Persistent shared memory and coordination layer for AI agents. Any agent can store, share, and retrieve data from the same bucket — memory, messages, tasks, and artifacts. Works with any S3 or HuggingFace bucket.

  Agent 1 (designer)                 Agent 2 (developer)
  ┌──────────────────────┐           ┌──────────────────────┐
  │ tracecraft claim      │           │ tracecraft wait-for   │
  │   design              │           │   design              │
  │                       │           │   ...waiting...       │
  │ tracecraft complete   │  ──────>  │                       │
  │   design --note "done"│           │ ✓ design complete     │
  │                       │           │                       │
  │                       │  <──────  │ tracecraft send       │
  │                       │           │   designer "starting" │
  └──────────────────────┘           └──────────────────────┘
              \                  /
               \                /
            ┌──────────────────────┐
            │  Any S3 bucket       │
            │  (MinIO, AWS, R2,    │
            │   HuggingFace)       │
            └──────────────────────┘
tracecraft CLI

Quick start

pip install tracecraft-ai

Start MinIO locally (or use AWS S3, Cloudflare R2, HuggingFace Buckets):

docker run -d -p 9000:9000 -e MINIO_ROOT_USER=admin -e MINIO_ROOT_PASSWORD=admin123456 minio/minio server /data

Initialize two agents:

# Terminal 1
tracecraft init --project myproject --agent designer \
  --endpoint http://localhost:9000 --bucket tracecraft \
  --access-key admin --secret-key admin123456

# Terminal 2
tracecraft init --project myproject --agent developer \
  --endpoint http://localhost:9000 --bucket tracecraft \
  --access-key admin --secret-key admin123456

Now they can coordinate:

# Designer claims a task and shares state
$ tracecraft claim design
Claimed step design as designer

$ tracecraft memory set design.status "complete"
Set design.status = complete

$ tracecraft send developer "Design is ready"
Sent to developer: Design is ready

# Developer checks messages and picks it up
$ tracecraft inbox
[2026-03-24T14:00:00Z] (direct) designer: Design is ready

$ tracecraft memory get design.status
complete

$ tracecraft claim implementation
Claimed step implementation as developer

Everything is stored as JSON files in S3. No servers.

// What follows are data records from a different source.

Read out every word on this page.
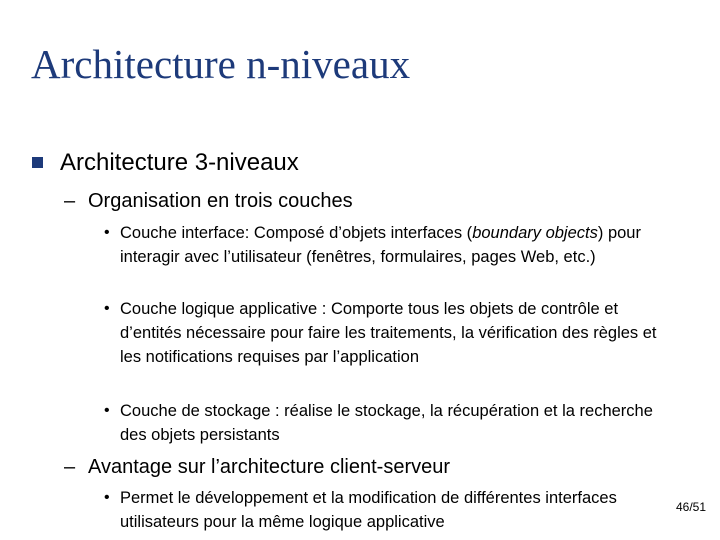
Architecture n-niveaux
Architecture 3-niveaux
– Organisation en trois couches
• Couche interface: Composé d’objets interfaces (boundary objects) pour interagir avec l’utilisateur (fenêtres, formulaires, pages Web, etc.)
• Couche logique applicative : Comporte tous les objets de contrôle et d’entités nécessaire pour faire les traitements, la vérification des règles et les notifications requises par l’application
• Couche de stockage : réalise le stockage, la récupération et la recherche des objets persistants
– Avantage sur l’architecture client-serveur
• Permet le développement et la modification de différentes interfaces utilisateurs pour la même logique applicative
46/51
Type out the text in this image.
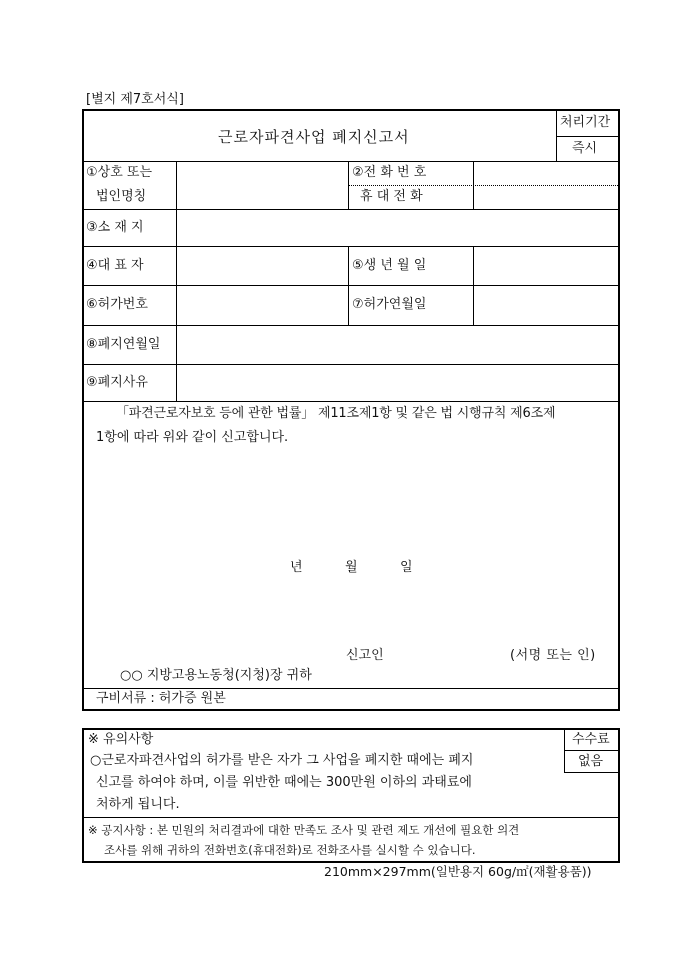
[별지 제7호서식]
근로자파견사업 폐지신고서
처리기간
즉시
①상호 또는
법인명칭
②전 화 번 호
휴 대 전 화
③소 재 지
④대 표 자	⑤생 년 월 일
⑥허가번호	⑦허가연월일
⑧폐지연월일
⑨폐지사유
「파견근로자보호 등에 관한 법률」 제11조제1항 및 같은 법 시행규칙 제6조제
1항에 따라 위와 같이 신고합니다.
년	월	일
신고인	(서명 또는 인)
○○ 지방고용노동청(지청)장 귀하
구비서류 : 허가증 원본
※ 유의사항	수수료
없음
○근로자파견사업의 허가를 받은 자가 그 사업을 폐지한 때에는 폐지
신고를 하여야 하며, 이를 위반한 때에는 300만원 이하의 과태료에
처하게 됩니다.
※ 공지사항 : 본 민원의 처리결과에 대한 만족도 조사 및 관련 제도 개선에 필요한 의견
조사를 위해 귀하의 전화번호(휴대전화)로 전화조사를 실시할 수 있습니다.
210mm×297mm(일반용지 60g/㎡(재활용품))
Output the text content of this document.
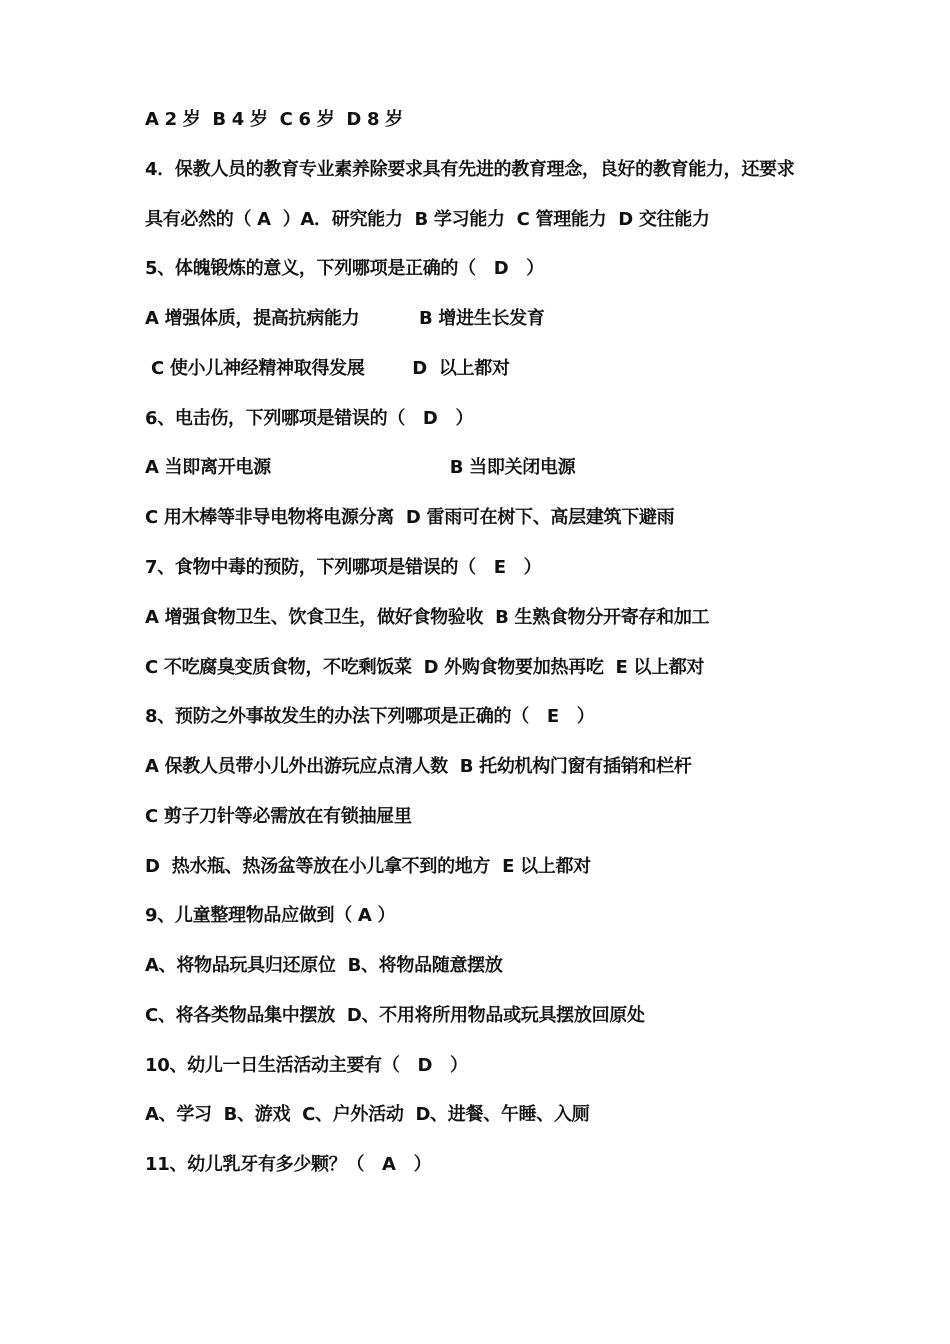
A 2 岁  B 4 岁  C 6 岁  D 8 岁
4．保教人员的教育专业素养除要求具有先进的教育理念，良好的教育能力，还要求
具有必然的（ A  ）A．研究能力  B 学习能力  C 管理能力  D 交往能力
5、体魄锻炼的意义，下列哪项是正确的（   D   ）
A 增强体质，提高抗病能力          B 增进生长发育
C 使小儿神经精神取得发展        D  以上都对
6、电击伤，下列哪项是错误的（   D   ）
A 当即离开电源                              B 当即关闭电源
C 用木棒等非导电物将电源分离  D 雷雨可在树下、高层建筑下避雨
7、食物中毒的预防，下列哪项是错误的（   E   ）
A 增强食物卫生、饮食卫生，做好食物验收  B 生熟食物分开寄存和加工
C 不吃腐臭变质食物，不吃剩饭菜  D 外购食物要加热再吃  E 以上都对
8、预防之外事故发生的办法下列哪项是正确的（   E   ）
A 保教人员带小儿外出游玩应点清人数  B 托幼机构门窗有插销和栏杆
C 剪子刀针等必需放在有锁抽屉里
D  热水瓶、热汤盆等放在小儿拿不到的地方  E 以上都对
9、儿童整理物品应做到（ A ）
A、将物品玩具归还原位  B、将物品随意摆放
C、将各类物品集中摆放  D、不用将所用物品或玩具摆放回原处
10、幼儿一日生活活动主要有（   D   ）
A、学习  B、游戏  C、户外活动  D、进餐、午睡、入厕
11、幼儿乳牙有多少颗？（   A   ）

No databases.


What agents get

  • Shared memorytracecraft memory set/get/list — persistent key-value state any agent can read/write
  • Messagingtracecraft send/inbox — direct messages or broadcast to all agents
  • Task claimingtracecraft claim/complete — claim steps so agents don't collide
  • Barrierstracecraft wait-for step1 step2 — block until dependencies complete
  • Handoffstracecraft complete step --note "context for next agent"
  • Artifactstracecraft artifact upload/download/list — share files between agents
  • Agent registrytracecraft agents — see who's online and what they're working on

Works with any process that can call a CLI — Claude Code, OpenClaw, Hermes Agent, Codex, bash scripts, Python, anything.


Storage backends

No vendor lock-in. Bring your own S3:

# Local development (recommended to start)
tracecraft init --endpoint http://localhost:9000 ...    # MinIO
tracecraft init --endpoint http://localhost:8333 ...    # SeaweedFS

# Production
tracecraft init --endpoint https://s3.amazonaws.com ... # AWS S3
tracecraft init --endpoint https://xxx.r2.cloudflarestorage.com ... # Cloudflare R2

# HuggingFace Buckets (browsable on the Hub)
pip install tracecraft-ai[huggingface]
tracecraft init --backend hf --bucket username/my-bucket ...

How it works

All coordination state is JSON files in S3:

s3://bucket/project/
  agents/designer.json          ← who's alive, what they're doing
  memory/design/status.json     ← shared key-value state
  messages/developer/1234.json  ← agent inboxes
  steps/design/claim.json       ← who claimed what
  steps/design/status.json      ← pending → in_progress → complete
  steps/design/handoff.json     ← notes for the next agent
  artifacts/design/mockup.html  ← shared files

Any agent that can call tracecraft can participate. Any S3 browser (MinIO console, AWS console, HuggingFace Hub) lets you watch agents coordinate in real-time.


CLI reference

tracecraft init                           # Configure S3 + project + agent
tracecraft agents                         # Who's online?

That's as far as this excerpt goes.